Family: Caesalpiniaceae

Other Names: Vichitrah, Ashoka Tree, Vichitrah, Asoka Tree, Anganapriya, Thawgabo, Asogam, Kenkalimara, Asokada, Kankelli, Ashopalava, Gandapushpa, Asok, Asupala, Asoka

Additional Info: Indian people honor the plant according to religious traditions. The herb is native to India, and is notable for its beautiful flowers and leaves.

Active Components: Asoka is listed as a plant which includes haematoxylin. According to modern researches the plant is considered rich in tannins. It also contains an agent which has iron contents. There are no volatile oils or alkaloid contained in the plant, but the tree bark includes catachin and tannin.

Elements Applied: Flowers and bark are the elements applied in the herbal medicine.

Used for: Tree bark is a strong remedy for diarrhea and a soothing medicine for uterus. It produces a direct effect on the womb muscles. It acts as a stimulant towards the ovaries and endometrial tissues. The plant is applied to treat womb and ovary tumors, bleeding hemorrhoids and dysentery, as well as menorrhagia.

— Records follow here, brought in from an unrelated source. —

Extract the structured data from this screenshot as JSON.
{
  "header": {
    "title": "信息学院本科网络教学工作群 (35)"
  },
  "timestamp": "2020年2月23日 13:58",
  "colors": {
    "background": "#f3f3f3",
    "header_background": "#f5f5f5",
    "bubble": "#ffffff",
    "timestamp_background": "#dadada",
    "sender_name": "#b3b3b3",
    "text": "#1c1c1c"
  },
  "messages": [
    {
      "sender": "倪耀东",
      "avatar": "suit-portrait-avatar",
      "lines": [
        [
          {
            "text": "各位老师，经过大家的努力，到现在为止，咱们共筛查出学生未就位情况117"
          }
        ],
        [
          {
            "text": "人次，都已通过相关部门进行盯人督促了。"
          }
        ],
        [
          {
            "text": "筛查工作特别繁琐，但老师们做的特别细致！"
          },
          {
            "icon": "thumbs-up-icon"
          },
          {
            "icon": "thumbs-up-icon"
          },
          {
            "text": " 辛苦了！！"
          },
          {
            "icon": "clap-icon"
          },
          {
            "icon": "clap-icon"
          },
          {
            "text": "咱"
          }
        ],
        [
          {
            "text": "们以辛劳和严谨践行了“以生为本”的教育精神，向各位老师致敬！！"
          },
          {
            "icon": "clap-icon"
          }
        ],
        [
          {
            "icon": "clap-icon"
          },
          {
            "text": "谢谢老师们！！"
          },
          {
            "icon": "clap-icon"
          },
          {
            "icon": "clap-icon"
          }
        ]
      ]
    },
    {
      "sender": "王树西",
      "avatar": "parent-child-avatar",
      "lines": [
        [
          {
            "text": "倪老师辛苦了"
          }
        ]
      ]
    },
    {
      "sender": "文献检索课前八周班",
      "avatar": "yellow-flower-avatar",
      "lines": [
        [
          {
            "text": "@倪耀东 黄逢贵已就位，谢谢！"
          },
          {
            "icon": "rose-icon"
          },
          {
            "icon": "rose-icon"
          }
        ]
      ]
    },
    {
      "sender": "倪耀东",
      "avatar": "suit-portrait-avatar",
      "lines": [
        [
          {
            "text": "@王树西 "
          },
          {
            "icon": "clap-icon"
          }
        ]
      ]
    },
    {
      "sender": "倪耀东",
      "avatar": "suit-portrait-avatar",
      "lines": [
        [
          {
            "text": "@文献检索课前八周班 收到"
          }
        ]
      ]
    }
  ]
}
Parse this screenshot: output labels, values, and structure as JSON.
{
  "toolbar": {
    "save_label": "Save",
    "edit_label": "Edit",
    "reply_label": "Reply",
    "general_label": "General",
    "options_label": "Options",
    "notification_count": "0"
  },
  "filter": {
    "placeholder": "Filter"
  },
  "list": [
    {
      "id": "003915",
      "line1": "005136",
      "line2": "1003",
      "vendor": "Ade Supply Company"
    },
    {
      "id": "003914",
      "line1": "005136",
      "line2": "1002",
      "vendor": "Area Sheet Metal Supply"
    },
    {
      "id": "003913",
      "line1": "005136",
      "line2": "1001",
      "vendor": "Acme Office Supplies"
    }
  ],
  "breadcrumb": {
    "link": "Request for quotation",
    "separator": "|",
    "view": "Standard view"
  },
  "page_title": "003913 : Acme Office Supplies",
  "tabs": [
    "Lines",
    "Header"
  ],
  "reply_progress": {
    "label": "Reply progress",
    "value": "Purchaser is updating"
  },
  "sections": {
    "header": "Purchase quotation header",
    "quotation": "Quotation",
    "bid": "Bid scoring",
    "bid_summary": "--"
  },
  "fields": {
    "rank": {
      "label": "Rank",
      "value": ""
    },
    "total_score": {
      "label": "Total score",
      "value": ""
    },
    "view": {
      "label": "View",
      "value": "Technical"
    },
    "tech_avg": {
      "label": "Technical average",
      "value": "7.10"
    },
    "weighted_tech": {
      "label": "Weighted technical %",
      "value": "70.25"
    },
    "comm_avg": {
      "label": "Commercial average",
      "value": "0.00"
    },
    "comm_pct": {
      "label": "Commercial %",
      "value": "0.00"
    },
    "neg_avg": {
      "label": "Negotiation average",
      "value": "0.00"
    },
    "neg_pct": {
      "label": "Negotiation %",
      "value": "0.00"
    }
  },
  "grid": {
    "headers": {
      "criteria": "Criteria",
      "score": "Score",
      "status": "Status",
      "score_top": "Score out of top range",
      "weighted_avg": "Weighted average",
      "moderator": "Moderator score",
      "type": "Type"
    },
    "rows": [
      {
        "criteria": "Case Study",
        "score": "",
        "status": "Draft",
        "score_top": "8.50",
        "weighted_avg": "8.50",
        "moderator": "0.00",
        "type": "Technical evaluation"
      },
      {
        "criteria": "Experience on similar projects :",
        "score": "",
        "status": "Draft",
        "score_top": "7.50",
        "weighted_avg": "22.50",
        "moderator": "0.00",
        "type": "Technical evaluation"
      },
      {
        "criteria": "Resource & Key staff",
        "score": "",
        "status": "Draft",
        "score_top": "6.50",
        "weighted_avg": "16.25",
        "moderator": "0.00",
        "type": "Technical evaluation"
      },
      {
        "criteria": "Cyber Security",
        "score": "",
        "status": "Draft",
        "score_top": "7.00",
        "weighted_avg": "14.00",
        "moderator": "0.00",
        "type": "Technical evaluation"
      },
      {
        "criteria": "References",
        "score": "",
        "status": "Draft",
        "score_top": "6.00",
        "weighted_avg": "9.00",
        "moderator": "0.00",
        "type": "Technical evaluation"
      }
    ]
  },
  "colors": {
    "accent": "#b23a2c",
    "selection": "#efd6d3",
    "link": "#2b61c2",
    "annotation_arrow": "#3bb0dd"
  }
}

Preparation and Intake: The decoction is made of tree bark, processed in water and milk, in a proportion of 4:4:16 (herb:milk:water, in ounces). The result should be dosed for three uses, and drunk during a day to treat menorrhagia. The day you should start using it is the fourth day of menstruation. The remedy is taken while you have the bloody discharge.

Tree bark of Asoka is applied to treat bleeding hemorrhois and dysentery. In order to maximally benefit from the plant’s effect use the bark extract in liquid form. Bloody dysentery is aided by chopped flowers, combined with water.

The plant is also used in form of powders, tablets, herbal wine, paste, and gee.

Safety: There is no data concerning the plant’s safety level.